My dog Sandy is not a Siberian Husky. But don't tell that to the veterinarian's assistant.

This morning, on our regular walk, I noticed that Sandy had a worm in her poo. I am very sorry for writing two posts in a row that mention dog poo, but that's just how it goes sometimes. Be glad I didn't take pictures. It was long, white, wiggly, and busy. Having been unceremoniously dumped from its old home, the worm's little head was poking around in the air searching for a new set of cozy intestines.

That called for a walk to the vet's office. This is Nepal, so you don't call to make an appointment for a week from Thursday and bring the dog over for lab tests. You just walk over, minus dog, unless the dog is really sick. (Roundworms don't count around here. That would be like going to an ENT doc for the sniffles.)

An assistant was on duty. This is a rough transcript of the conversation, helpfully translated:

Me: My dog has worms. I need to get some de-worming pills.

Vet's Assistant: How many kilograms is your dog?

Me: Oh, I'm not good at converting from kilograms, but she's 25 pounds. You can convert it on the calculator.

Vet's Assistant: (Ignores calculator. Hands over three huge pills) Give her these.

Me: Wow, they're big. One each day?

Vet's Assistant: No, all at once Put them in some ground meat.

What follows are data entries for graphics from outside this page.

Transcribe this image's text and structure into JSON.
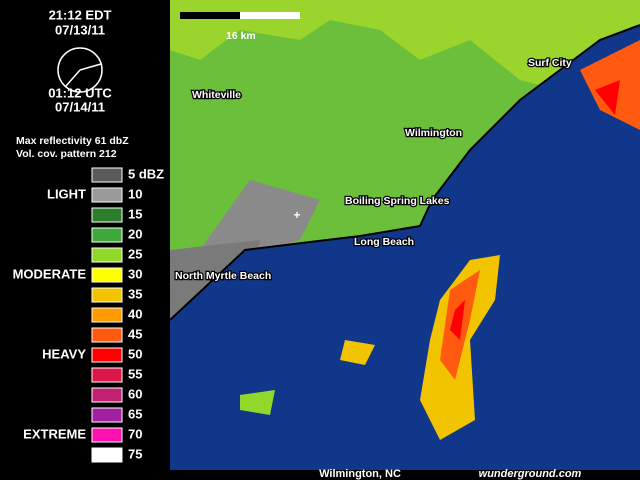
{
  "header": {
    "time_local": "21:12  EDT",
    "date_local": "07/13/11",
    "time_utc": "01:12  UTC",
    "date_utc": "07/14/11",
    "reflectivity": "Max reflectivity 61 dbZ",
    "pattern": "Vol. cov. pattern 212"
  },
  "legend": {
    "levels": [
      {
        "label": "5 dBZ",
        "color": "#5a5a5a"
      },
      {
        "label": "10",
        "color": "#9a9a9a"
      },
      {
        "label": "15",
        "color": "#2c7d2c"
      },
      {
        "label": "20",
        "color": "#3fa83a"
      },
      {
        "label": "25",
        "color": "#92d82a"
      },
      {
        "label": "30",
        "color": "#ffff00"
      },
      {
        "label": "35",
        "color": "#f2c400"
      },
      {
        "label": "40",
        "color": "#ff9a00"
      },
      {
        "label": "45",
        "color": "#ff5a10"
      },
      {
        "label": "50",
        "color": "#ff0000"
      },
      {
        "label": "55",
        "color": "#dc1648"
      },
      {
        "label": "60",
        "color": "#c02070"
      },
      {
        "label": "65",
        "color": "#a020a0"
      },
      {
        "label": "70",
        "color": "#ff10b0"
      },
      {
        "label": "75",
        "color": "#ffffff"
      }
    ],
    "categories": [
      "LIGHT",
      "MODERATE",
      "HEAVY",
      "EXTREME"
    ]
  },
  "map": {
    "scale": "16 km",
    "cities": [
      "Whiteville",
      "Surf City",
      "Wilmington",
      "Boiling Spring Lakes",
      "Long Beach",
      "North Myrtle Beach"
    ]
  },
  "footer": {
    "station": "Wilmington, NC",
    "brand": "wunderground.com"
  }
}
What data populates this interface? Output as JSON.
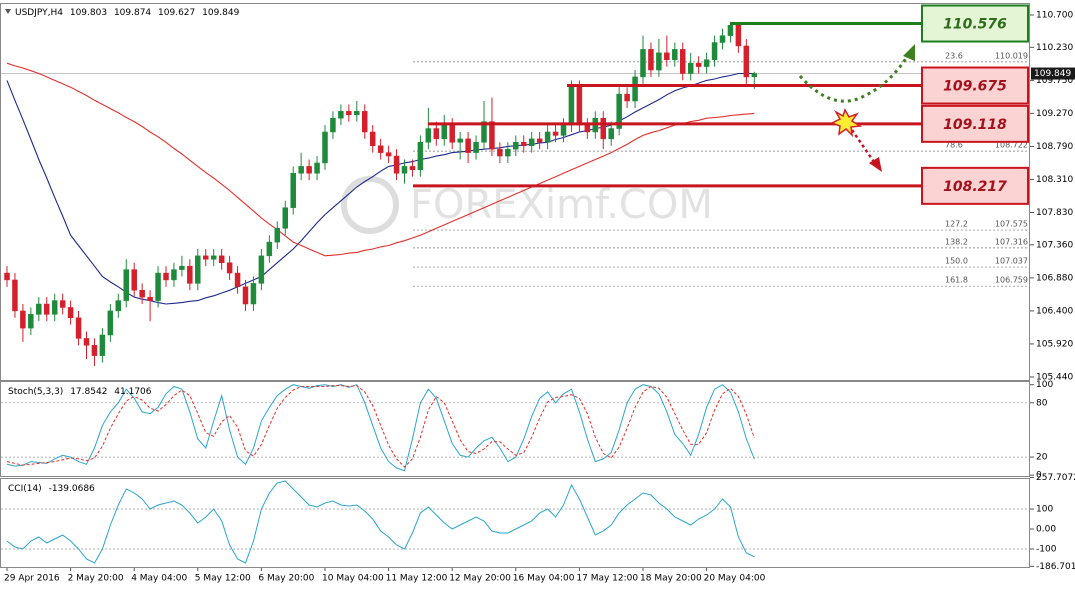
{
  "chart_data": [
    {
      "type": "candlestick",
      "symbol": "USDJPY,H4",
      "categories": [
        "29 Apr 2016",
        null,
        null,
        null,
        null,
        null,
        null,
        null,
        "2 May 20:00",
        null,
        null,
        null,
        null,
        null,
        null,
        null,
        "4 May 04:00",
        null,
        null,
        null,
        null,
        null,
        null,
        null,
        "5 May 12:00",
        null,
        null,
        null,
        null,
        null,
        null,
        null,
        "6 May 20:00",
        null,
        null,
        null,
        null,
        null,
        null,
        null,
        "10 May 04:00",
        null,
        null,
        null,
        null,
        null,
        null,
        null,
        "11 May 12:00",
        null,
        null,
        null,
        null,
        null,
        null,
        null,
        "12 May 20:00",
        null,
        null,
        null,
        null,
        null,
        null,
        null,
        "16 May 04:00",
        null,
        null,
        null,
        null,
        null,
        null,
        null,
        "17 May 12:00",
        null,
        null,
        null,
        null,
        null,
        null,
        null,
        "18 May 20:00",
        null,
        null,
        null,
        null,
        null,
        null,
        null,
        "20 May 04:00",
        null,
        null,
        null,
        null,
        null,
        null
      ],
      "open": [
        106.95,
        106.85,
        106.4,
        106.15,
        106.35,
        106.5,
        106.35,
        106.55,
        106.45,
        106.3,
        106.0,
        105.9,
        105.75,
        106.05,
        106.4,
        106.55,
        107.0,
        106.7,
        106.6,
        106.55,
        106.95,
        106.85,
        107.0,
        107.05,
        106.8,
        107.2,
        107.15,
        107.2,
        107.1,
        106.95,
        106.75,
        106.5,
        106.8,
        107.2,
        107.4,
        107.6,
        107.9,
        108.4,
        108.5,
        108.4,
        108.55,
        109.0,
        109.2,
        109.3,
        109.25,
        109.3,
        109.0,
        108.8,
        108.7,
        108.65,
        108.4,
        108.5,
        108.45,
        108.85,
        109.05,
        108.9,
        109.1,
        108.85,
        108.9,
        108.7,
        108.85,
        109.15,
        108.75,
        108.65,
        108.75,
        108.85,
        108.8,
        108.9,
        108.85,
        109.0,
        108.95,
        109.1,
        109.65,
        109.1,
        109.0,
        109.2,
        108.9,
        109.05,
        109.55,
        109.45,
        109.8,
        110.2,
        109.9,
        110.15,
        110.05,
        110.2,
        109.85,
        110.0,
        109.95,
        110.05,
        110.3,
        110.4,
        110.55,
        110.25,
        109.803
      ],
      "high": [
        107.05,
        106.95,
        106.5,
        106.45,
        106.6,
        106.6,
        106.65,
        106.65,
        106.55,
        106.4,
        106.1,
        106.0,
        106.15,
        106.5,
        106.65,
        107.15,
        107.1,
        106.8,
        106.7,
        107.05,
        107.05,
        107.1,
        107.2,
        107.15,
        107.3,
        107.3,
        107.3,
        107.3,
        107.2,
        107.05,
        106.85,
        106.9,
        107.3,
        107.5,
        107.7,
        108.0,
        108.5,
        108.7,
        108.6,
        108.65,
        109.1,
        109.3,
        109.4,
        109.4,
        109.45,
        109.4,
        109.1,
        108.9,
        108.8,
        108.75,
        108.6,
        108.6,
        108.95,
        109.35,
        109.15,
        109.25,
        109.2,
        109.0,
        109.0,
        108.95,
        109.45,
        109.5,
        108.85,
        108.85,
        108.95,
        108.95,
        109.0,
        109.0,
        109.1,
        109.1,
        109.2,
        109.75,
        109.75,
        109.2,
        109.3,
        109.3,
        109.15,
        109.65,
        109.65,
        109.9,
        110.4,
        110.3,
        110.35,
        110.4,
        110.3,
        110.3,
        110.15,
        110.1,
        110.15,
        110.4,
        110.5,
        110.6,
        110.6,
        110.35,
        109.874
      ],
      "low": [
        106.75,
        106.3,
        105.95,
        106.05,
        106.25,
        106.25,
        106.25,
        106.35,
        106.2,
        105.9,
        105.7,
        105.6,
        105.65,
        105.95,
        106.3,
        106.45,
        106.6,
        106.5,
        106.25,
        106.45,
        106.75,
        106.75,
        106.9,
        106.7,
        106.7,
        107.05,
        107.05,
        107.0,
        106.85,
        106.65,
        106.4,
        106.4,
        106.7,
        107.1,
        107.3,
        107.5,
        107.8,
        108.3,
        108.3,
        108.3,
        108.45,
        108.9,
        109.1,
        109.15,
        109.15,
        108.9,
        108.7,
        108.6,
        108.55,
        108.3,
        108.25,
        108.35,
        108.35,
        108.75,
        108.8,
        108.8,
        108.75,
        108.6,
        108.55,
        108.6,
        108.75,
        108.65,
        108.55,
        108.55,
        108.65,
        108.7,
        108.7,
        108.75,
        108.75,
        108.85,
        108.85,
        109.0,
        109.0,
        108.9,
        108.9,
        108.75,
        108.8,
        108.95,
        109.35,
        109.35,
        109.7,
        109.8,
        109.8,
        109.95,
        109.95,
        109.75,
        109.75,
        109.85,
        109.85,
        109.95,
        110.2,
        110.3,
        110.15,
        109.7,
        109.627
      ],
      "close": [
        106.85,
        106.4,
        106.15,
        106.35,
        106.5,
        106.35,
        106.55,
        106.45,
        106.3,
        106.0,
        105.9,
        105.75,
        106.05,
        106.4,
        106.55,
        107.0,
        106.7,
        106.6,
        106.55,
        106.95,
        106.85,
        107.0,
        107.05,
        106.8,
        107.2,
        107.15,
        107.2,
        107.1,
        106.95,
        106.75,
        106.5,
        106.8,
        107.2,
        107.4,
        107.6,
        107.9,
        108.4,
        108.5,
        108.4,
        108.55,
        109.0,
        109.2,
        109.3,
        109.25,
        109.3,
        109.0,
        108.8,
        108.7,
        108.65,
        108.4,
        108.5,
        108.45,
        108.85,
        109.05,
        108.9,
        109.1,
        108.85,
        108.9,
        108.7,
        108.85,
        109.15,
        108.75,
        108.65,
        108.75,
        108.85,
        108.8,
        108.9,
        108.85,
        109.0,
        108.95,
        109.1,
        109.65,
        109.1,
        109.0,
        109.2,
        108.9,
        109.05,
        109.55,
        109.45,
        109.8,
        110.2,
        109.9,
        110.15,
        110.05,
        110.2,
        109.85,
        110.0,
        109.95,
        110.05,
        110.3,
        110.4,
        110.55,
        110.25,
        109.8,
        109.849
      ],
      "up_color": "#1f8a3c",
      "down_color": "#d4202c",
      "lines": [
        {
          "color": "#1c2a8c",
          "values": [
            109.75,
            109.46,
            109.18,
            108.89,
            108.6,
            108.33,
            108.05,
            107.78,
            107.5,
            107.35,
            107.2,
            107.05,
            106.9,
            106.82,
            106.75,
            106.67,
            106.6,
            106.57,
            106.55,
            106.52,
            106.5,
            106.51,
            106.52,
            106.54,
            106.55,
            106.59,
            106.62,
            106.66,
            106.7,
            106.75,
            106.8,
            106.85,
            106.9,
            107.0,
            107.1,
            107.2,
            107.3,
            107.42,
            107.55,
            107.68,
            107.8,
            107.9,
            108.0,
            108.1,
            108.2,
            108.28,
            108.35,
            108.43,
            108.5,
            108.52,
            108.55,
            108.57,
            108.6,
            108.62,
            108.65,
            108.67,
            108.7,
            108.71,
            108.72,
            108.74,
            108.75,
            108.76,
            108.77,
            108.79,
            108.8,
            108.81,
            108.82,
            108.84,
            108.85,
            108.89,
            108.92,
            108.96,
            109.0,
            109.02,
            109.05,
            109.07,
            109.1,
            109.16,
            109.22,
            109.29,
            109.35,
            109.41,
            109.47,
            109.54,
            109.6,
            109.64,
            109.67,
            109.71,
            109.75,
            109.77,
            109.8,
            109.82,
            109.85,
            109.85,
            109.85
          ]
        },
        {
          "color": "#e0312d",
          "values": [
            110.0,
            109.96,
            109.93,
            109.89,
            109.85,
            109.8,
            109.75,
            109.7,
            109.65,
            109.59,
            109.53,
            109.46,
            109.4,
            109.34,
            109.28,
            109.21,
            109.15,
            109.08,
            109.0,
            108.93,
            108.85,
            108.76,
            108.68,
            108.59,
            108.5,
            108.41,
            108.33,
            108.24,
            108.15,
            108.05,
            107.95,
            107.85,
            107.75,
            107.66,
            107.58,
            107.49,
            107.4,
            107.35,
            107.3,
            107.25,
            107.2,
            107.21,
            107.22,
            107.24,
            107.25,
            107.28,
            107.3,
            107.33,
            107.35,
            107.39,
            107.42,
            107.46,
            107.5,
            107.55,
            107.6,
            107.65,
            107.7,
            107.75,
            107.8,
            107.85,
            107.9,
            107.95,
            108.0,
            108.05,
            108.1,
            108.15,
            108.2,
            108.25,
            108.3,
            108.35,
            108.4,
            108.45,
            108.5,
            108.55,
            108.6,
            108.65,
            108.7,
            108.76,
            108.82,
            108.89,
            108.95,
            108.99,
            109.02,
            109.06,
            109.1,
            109.12,
            109.15,
            109.17,
            109.2,
            109.21,
            109.22,
            109.24,
            109.25,
            109.26,
            109.27
          ]
        }
      ],
      "ylim": [
        105.396,
        110.845
      ],
      "yticks": [
        {
          "value": 110.7,
          "label": "110.700"
        },
        {
          "value": 110.23,
          "label": "110.230"
        },
        {
          "value": 109.75,
          "label": "109.750"
        },
        {
          "value": 109.27,
          "label": "109.270"
        },
        {
          "value": 108.79,
          "label": "108.790"
        },
        {
          "value": 108.31,
          "label": "108.310"
        },
        {
          "value": 107.83,
          "label": "107.830"
        },
        {
          "value": 107.36,
          "label": "107.360"
        },
        {
          "value": 106.88,
          "label": "106.880"
        },
        {
          "value": 106.4,
          "label": "106.400"
        },
        {
          "value": 105.92,
          "label": "105.920"
        },
        {
          "value": 105.44,
          "label": "105.440"
        }
      ],
      "levels": [
        {
          "value": 110.576,
          "color": "#1e7d1e"
        },
        {
          "value": 109.675,
          "color": "#c8141e"
        },
        {
          "value": 109.118,
          "color": "#c8141e"
        },
        {
          "value": 108.217,
          "color": "#c8141e"
        }
      ],
      "fib_levels": [
        {
          "ratio": "23.6",
          "price": 110.019
        },
        {
          "ratio": "78.6",
          "price": 108.722
        },
        {
          "ratio": "127.2",
          "price": 107.575
        },
        {
          "ratio": "138.2",
          "price": 107.316
        },
        {
          "ratio": "150.0",
          "price": 107.037
        },
        {
          "ratio": "161.8",
          "price": 106.759
        }
      ],
      "watermark": "FOREXimf.COM"
    },
    {
      "type": "line",
      "title": "Stoch(5,3,3)",
      "series": [
        {
          "color": "#2ba6cb",
          "values": [
            12,
            10,
            11,
            15,
            14,
            13,
            18,
            22,
            20,
            15,
            12,
            30,
            55,
            70,
            80,
            95,
            85,
            70,
            68,
            75,
            90,
            98,
            95,
            70,
            40,
            30,
            60,
            88,
            50,
            20,
            12,
            30,
            60,
            75,
            88,
            95,
            100,
            98,
            96,
            99,
            100,
            98,
            100,
            97,
            100,
            80,
            55,
            30,
            15,
            8,
            5,
            40,
            80,
            95,
            85,
            60,
            35,
            22,
            20,
            30,
            38,
            42,
            30,
            15,
            20,
            40,
            65,
            85,
            92,
            80,
            90,
            95,
            70,
            40,
            15,
            18,
            25,
            50,
            80,
            95,
            100,
            98,
            90,
            70,
            45,
            35,
            22,
            45,
            75,
            95,
            100,
            92,
            70,
            40,
            17.8542
          ]
        },
        {
          "color": "#e0312d",
          "dash": true,
          "values": [
            15,
            13,
            11,
            12,
            13,
            14,
            15,
            17,
            19,
            18,
            16,
            19,
            32,
            52,
            68,
            82,
            87,
            83,
            74,
            71,
            78,
            88,
            94,
            88,
            68,
            47,
            43,
            59,
            66,
            53,
            27,
            21,
            34,
            55,
            74,
            86,
            94,
            98,
            98,
            98,
            98,
            99,
            99,
            98,
            99,
            92,
            77,
            55,
            33,
            18,
            9,
            18,
            42,
            72,
            87,
            80,
            60,
            39,
            26,
            24,
            29,
            37,
            37,
            29,
            22,
            25,
            42,
            63,
            81,
            86,
            87,
            89,
            85,
            68,
            42,
            24,
            19,
            31,
            52,
            75,
            92,
            98,
            96,
            86,
            68,
            50,
            34,
            34,
            47,
            72,
            90,
            96,
            87,
            67,
            41.1706
          ]
        }
      ],
      "ylim": [
        -2,
        103
      ],
      "yticks": [
        0,
        20,
        80,
        100
      ],
      "levels": [
        20,
        80
      ]
    },
    {
      "type": "line",
      "title": "CCI(14)",
      "series": [
        {
          "color": "#2ba6cb",
          "values": [
            -60,
            -90,
            -100,
            -60,
            -40,
            -70,
            -50,
            -30,
            -60,
            -100,
            -150,
            -170,
            -100,
            20,
            120,
            200,
            180,
            150,
            100,
            120,
            130,
            140,
            120,
            80,
            30,
            60,
            100,
            40,
            -80,
            -150,
            -170,
            -60,
            100,
            180,
            230,
            240,
            200,
            160,
            120,
            110,
            130,
            140,
            120,
            115,
            120,
            90,
            50,
            -10,
            -40,
            -80,
            -100,
            -20,
            80,
            110,
            70,
            30,
            0,
            20,
            40,
            60,
            40,
            -10,
            -20,
            -20,
            0,
            20,
            40,
            80,
            100,
            60,
            120,
            220,
            150,
            60,
            -30,
            -10,
            20,
            80,
            120,
            150,
            180,
            170,
            130,
            100,
            60,
            40,
            20,
            50,
            70,
            100,
            150,
            110,
            -40,
            -120,
            -139.0686
          ]
        }
      ],
      "ylim": [
        -190,
        250
      ],
      "yticks": [
        257.7072,
        100,
        {
          "value": 0,
          "label": "0.00"
        },
        -100,
        -186.7018
      ],
      "levels": [
        100,
        -100
      ]
    }
  ]
}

Me: That seems like a lot at once.

Vet's Assistant: Yeah, they're for 10 kg each.

Me: But she's only 25 pounds.

Vet's Assistant: 25 pounds. That's like 25 kg.

Me: Uh, no it's not.

Vet's Assistant: She must be a really big dog.

Me: No, not at all. She's a regular local dog. Do you know how to convert pounds to kg?

Vet's Assistant: (laughs, smiles, looks vaguely at calculator) Ha ha.

Me: Ha ha. Because I think three pills is too much medicine for my dog.

Vet's Assistant: Ha ha. Give it with some meat, she'll swallow it all that way.

Me: I think I'll go home and do the conversion myself.

Vet's Assistant: That'll be 150 rupees.

I went home and did the conversion. Well, first I asked The Teenager, who is quite possibly the worst student in his school in Math, and might be even worse than I was, which is some kind of world record -- and who, this being a weekend morning, was still in bed and not happy to be asked a mental math problem. "If Sandy is 25 pounds, how many kg is that?" said I to the sleepy teenager. "Mmph grrr. That's about 11 kg," he groused, and rolled over.

Indeed. And it turns out that 25 kg is around 55 pounds. Which is the weight of a Siberian Husky. So that's who should get the three pills. For reference sake, in case anyone stumbled onto this blog while training to be a Veterinary Assistant:

Siberian Husky.
I mean the one at the bottom
of the pic, with the fur and all.

Sandy. Not a Siberian Husky.

This is a cow. It is heavier than 25 Kg.
It goes "moo" and blocks traffic. That's how you know it's a cow.

Sandy has now had her de-worming medicine (adjusted for her actual body weight), ably administered by The Teenager. Think he can get a summer job as a vet's assistant?